Nov 16, 2012 Erin Wisneski Uncategorized
Officials have opted for the safest plan for the Route 370 bridge repair, which also reflects cost savings for the state.
The New York State Department of Transportation’s decision will result in closure of the bridge for six to seven months beginning next fall, which will prevent west-bound access to the Cold Springs peninsula from Route 370 for all vehicles with the exception of west-bound emergency vehicles; a signal pre-emption system will be in place to allow emergency vehicles to cross the bridge during construction. All other west-bound traffic will be detoured at the intersection of John Glenn Boulevard and Route 370. The plan also includes closing the bridge, which crosses the Seneca River near Onondaga Lake, completely for two one-week periods.
“Providing one lane eastbound throughout most of the construction season is our preferred option because it addresses many traffic and public safety concerns associated with the previously presented full closure options,” said Carl F. Ford, Regional Director of Transportation in a letter to the town of Lysander.
While the plan is the best of three options when considering safety and cost, the decision has left Lysander officials disappointed as the closure time will have a significant impact on the town’s residents.
“The cast in place, while retaining one way traffic going east, will result in the longest construction time and will inconvenience a large number of Lysander residences,” said Supervisor John Salisbury. “As supervisor, I am somewhat disappointed at their choice of how the repair is going to be made in 2013.”
The DOT’s cast in place plan will cost $2.5 million with the eastbound-only lane open for six to seven months. In addition to the chosen plan, officials also reviewed two other options for the bridge repair: cast in place at a cost of $2.2 million with the bridge closed for 10 to 12 weeks and a precast method at a cost of $3 million with the bridge closed for four to six weeks. The precast method was the option town officials were hoping would be chosen.
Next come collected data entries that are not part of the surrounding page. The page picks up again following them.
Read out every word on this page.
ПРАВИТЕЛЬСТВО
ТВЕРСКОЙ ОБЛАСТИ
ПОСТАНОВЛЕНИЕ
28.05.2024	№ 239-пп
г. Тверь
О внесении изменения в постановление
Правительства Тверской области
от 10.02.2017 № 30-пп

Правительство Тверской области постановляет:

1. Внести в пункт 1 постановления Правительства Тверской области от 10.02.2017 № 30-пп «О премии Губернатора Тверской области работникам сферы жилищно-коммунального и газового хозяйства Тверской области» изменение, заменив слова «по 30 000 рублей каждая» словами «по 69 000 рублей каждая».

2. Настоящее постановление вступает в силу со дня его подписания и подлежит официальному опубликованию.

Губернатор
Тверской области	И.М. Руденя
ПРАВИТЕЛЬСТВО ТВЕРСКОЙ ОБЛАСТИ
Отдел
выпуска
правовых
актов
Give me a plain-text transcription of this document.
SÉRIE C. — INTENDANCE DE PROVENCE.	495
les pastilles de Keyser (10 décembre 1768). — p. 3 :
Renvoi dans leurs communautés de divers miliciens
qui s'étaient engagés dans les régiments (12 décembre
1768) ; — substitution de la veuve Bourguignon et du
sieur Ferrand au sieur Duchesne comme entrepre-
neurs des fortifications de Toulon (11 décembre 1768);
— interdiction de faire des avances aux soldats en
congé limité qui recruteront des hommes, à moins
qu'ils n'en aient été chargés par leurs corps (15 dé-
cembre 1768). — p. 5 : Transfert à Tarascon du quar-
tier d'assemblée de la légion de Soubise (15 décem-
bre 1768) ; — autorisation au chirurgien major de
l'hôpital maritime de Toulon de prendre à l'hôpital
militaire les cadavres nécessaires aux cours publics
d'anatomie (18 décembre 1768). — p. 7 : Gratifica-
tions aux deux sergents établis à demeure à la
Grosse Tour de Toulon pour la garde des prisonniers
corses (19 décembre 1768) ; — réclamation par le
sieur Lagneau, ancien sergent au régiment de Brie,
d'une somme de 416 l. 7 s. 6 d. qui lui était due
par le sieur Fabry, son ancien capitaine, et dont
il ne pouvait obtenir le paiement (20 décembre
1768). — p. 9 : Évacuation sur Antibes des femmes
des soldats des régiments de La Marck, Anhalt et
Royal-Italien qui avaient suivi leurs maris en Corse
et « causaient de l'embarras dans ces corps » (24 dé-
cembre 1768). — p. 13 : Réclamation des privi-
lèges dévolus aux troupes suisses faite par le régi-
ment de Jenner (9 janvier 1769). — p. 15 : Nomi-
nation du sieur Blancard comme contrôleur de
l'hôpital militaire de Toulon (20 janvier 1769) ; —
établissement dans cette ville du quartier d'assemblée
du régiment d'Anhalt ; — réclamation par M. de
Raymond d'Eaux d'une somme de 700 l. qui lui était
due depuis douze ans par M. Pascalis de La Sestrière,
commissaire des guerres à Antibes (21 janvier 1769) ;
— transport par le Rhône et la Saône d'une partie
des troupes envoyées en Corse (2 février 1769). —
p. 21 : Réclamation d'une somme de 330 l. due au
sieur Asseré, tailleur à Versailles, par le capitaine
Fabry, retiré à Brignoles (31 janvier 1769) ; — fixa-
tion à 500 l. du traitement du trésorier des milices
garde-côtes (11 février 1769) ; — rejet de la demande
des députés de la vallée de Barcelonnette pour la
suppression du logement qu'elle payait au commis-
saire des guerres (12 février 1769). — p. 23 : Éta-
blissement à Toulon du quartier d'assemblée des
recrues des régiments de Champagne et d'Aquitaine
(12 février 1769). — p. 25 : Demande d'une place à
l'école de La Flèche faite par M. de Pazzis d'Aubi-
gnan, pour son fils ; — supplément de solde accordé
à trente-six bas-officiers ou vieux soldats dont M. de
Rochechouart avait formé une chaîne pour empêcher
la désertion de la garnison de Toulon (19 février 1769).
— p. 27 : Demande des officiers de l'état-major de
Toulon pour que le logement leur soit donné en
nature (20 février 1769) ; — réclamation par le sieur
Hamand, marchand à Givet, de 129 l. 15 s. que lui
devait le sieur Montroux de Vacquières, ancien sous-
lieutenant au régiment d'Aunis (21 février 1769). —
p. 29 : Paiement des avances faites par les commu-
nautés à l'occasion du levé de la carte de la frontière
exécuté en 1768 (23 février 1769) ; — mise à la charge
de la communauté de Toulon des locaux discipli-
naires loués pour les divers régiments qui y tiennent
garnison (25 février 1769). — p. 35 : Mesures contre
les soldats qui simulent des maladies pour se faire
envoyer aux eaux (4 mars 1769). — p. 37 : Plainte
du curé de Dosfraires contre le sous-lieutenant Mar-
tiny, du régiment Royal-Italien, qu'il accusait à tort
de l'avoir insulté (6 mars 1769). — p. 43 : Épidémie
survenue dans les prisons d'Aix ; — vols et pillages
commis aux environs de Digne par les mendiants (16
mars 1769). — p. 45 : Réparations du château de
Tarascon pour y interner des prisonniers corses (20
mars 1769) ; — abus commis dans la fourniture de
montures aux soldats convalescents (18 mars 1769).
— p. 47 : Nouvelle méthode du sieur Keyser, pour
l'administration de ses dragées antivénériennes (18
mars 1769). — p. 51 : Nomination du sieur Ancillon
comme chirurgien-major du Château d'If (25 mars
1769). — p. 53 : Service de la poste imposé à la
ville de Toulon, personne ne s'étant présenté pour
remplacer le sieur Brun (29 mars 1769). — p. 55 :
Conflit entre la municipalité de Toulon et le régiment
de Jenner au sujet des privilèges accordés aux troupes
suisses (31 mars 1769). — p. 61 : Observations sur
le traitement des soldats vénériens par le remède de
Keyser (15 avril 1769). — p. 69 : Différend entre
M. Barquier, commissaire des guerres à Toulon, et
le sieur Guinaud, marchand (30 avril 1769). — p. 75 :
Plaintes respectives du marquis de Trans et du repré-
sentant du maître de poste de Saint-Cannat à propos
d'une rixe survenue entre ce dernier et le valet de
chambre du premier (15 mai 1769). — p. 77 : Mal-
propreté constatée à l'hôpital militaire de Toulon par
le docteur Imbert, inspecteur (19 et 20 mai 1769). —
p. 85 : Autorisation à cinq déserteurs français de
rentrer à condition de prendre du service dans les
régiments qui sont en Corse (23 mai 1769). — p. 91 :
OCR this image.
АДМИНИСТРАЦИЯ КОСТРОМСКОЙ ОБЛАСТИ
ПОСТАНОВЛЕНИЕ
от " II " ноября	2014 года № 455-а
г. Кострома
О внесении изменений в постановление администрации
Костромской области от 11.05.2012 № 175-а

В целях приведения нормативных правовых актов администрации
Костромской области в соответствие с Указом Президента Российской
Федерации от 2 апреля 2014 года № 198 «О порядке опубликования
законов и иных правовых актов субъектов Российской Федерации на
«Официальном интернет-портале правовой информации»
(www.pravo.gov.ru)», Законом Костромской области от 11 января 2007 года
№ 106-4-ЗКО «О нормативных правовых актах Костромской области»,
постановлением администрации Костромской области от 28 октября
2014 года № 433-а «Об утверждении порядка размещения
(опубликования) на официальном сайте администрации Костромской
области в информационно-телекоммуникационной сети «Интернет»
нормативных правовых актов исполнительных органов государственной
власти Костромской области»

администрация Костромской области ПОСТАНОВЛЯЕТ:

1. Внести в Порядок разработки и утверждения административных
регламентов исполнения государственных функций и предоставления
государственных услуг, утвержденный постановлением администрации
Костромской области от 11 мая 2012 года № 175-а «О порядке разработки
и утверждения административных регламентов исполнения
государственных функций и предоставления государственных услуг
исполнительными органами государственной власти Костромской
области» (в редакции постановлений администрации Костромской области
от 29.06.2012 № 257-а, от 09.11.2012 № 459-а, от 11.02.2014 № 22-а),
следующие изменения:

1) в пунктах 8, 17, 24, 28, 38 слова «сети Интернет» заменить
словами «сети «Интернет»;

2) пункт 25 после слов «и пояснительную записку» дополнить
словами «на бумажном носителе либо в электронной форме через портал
However, according to Ford, the precast didn’t fit with the needs of this project.
“Precast panels are a cost-effective option when replacing short span, high traffic volume interstate bridge decks. The use of precast concrete slabs at this location is not fiscally responsible or appropriate due to additional cost and length of the bridge,” Ford said in the letter. “The use of precast panels would require complete bridge closure for approximately six weeks at an additional cost of approximately $500,000. Due to fiscal constraints, we do not have the additional financial resources needed to use precast panel construction techniques on Cold Springs Road.”
Not all Lysander officials are disappointed with the decision. Emergency responders in Lysander are on board with the DOT’s choice for the safest option.
“We have studied varied options for the rehab project of the Cold Springs Bridge. We consider any options that will involve total closure of the bridge during the projects as not acceptable,” William J. Merriam, chairman of the board for the Belgium Cold Springs Fire District wrote in a letter to the NYS DOT.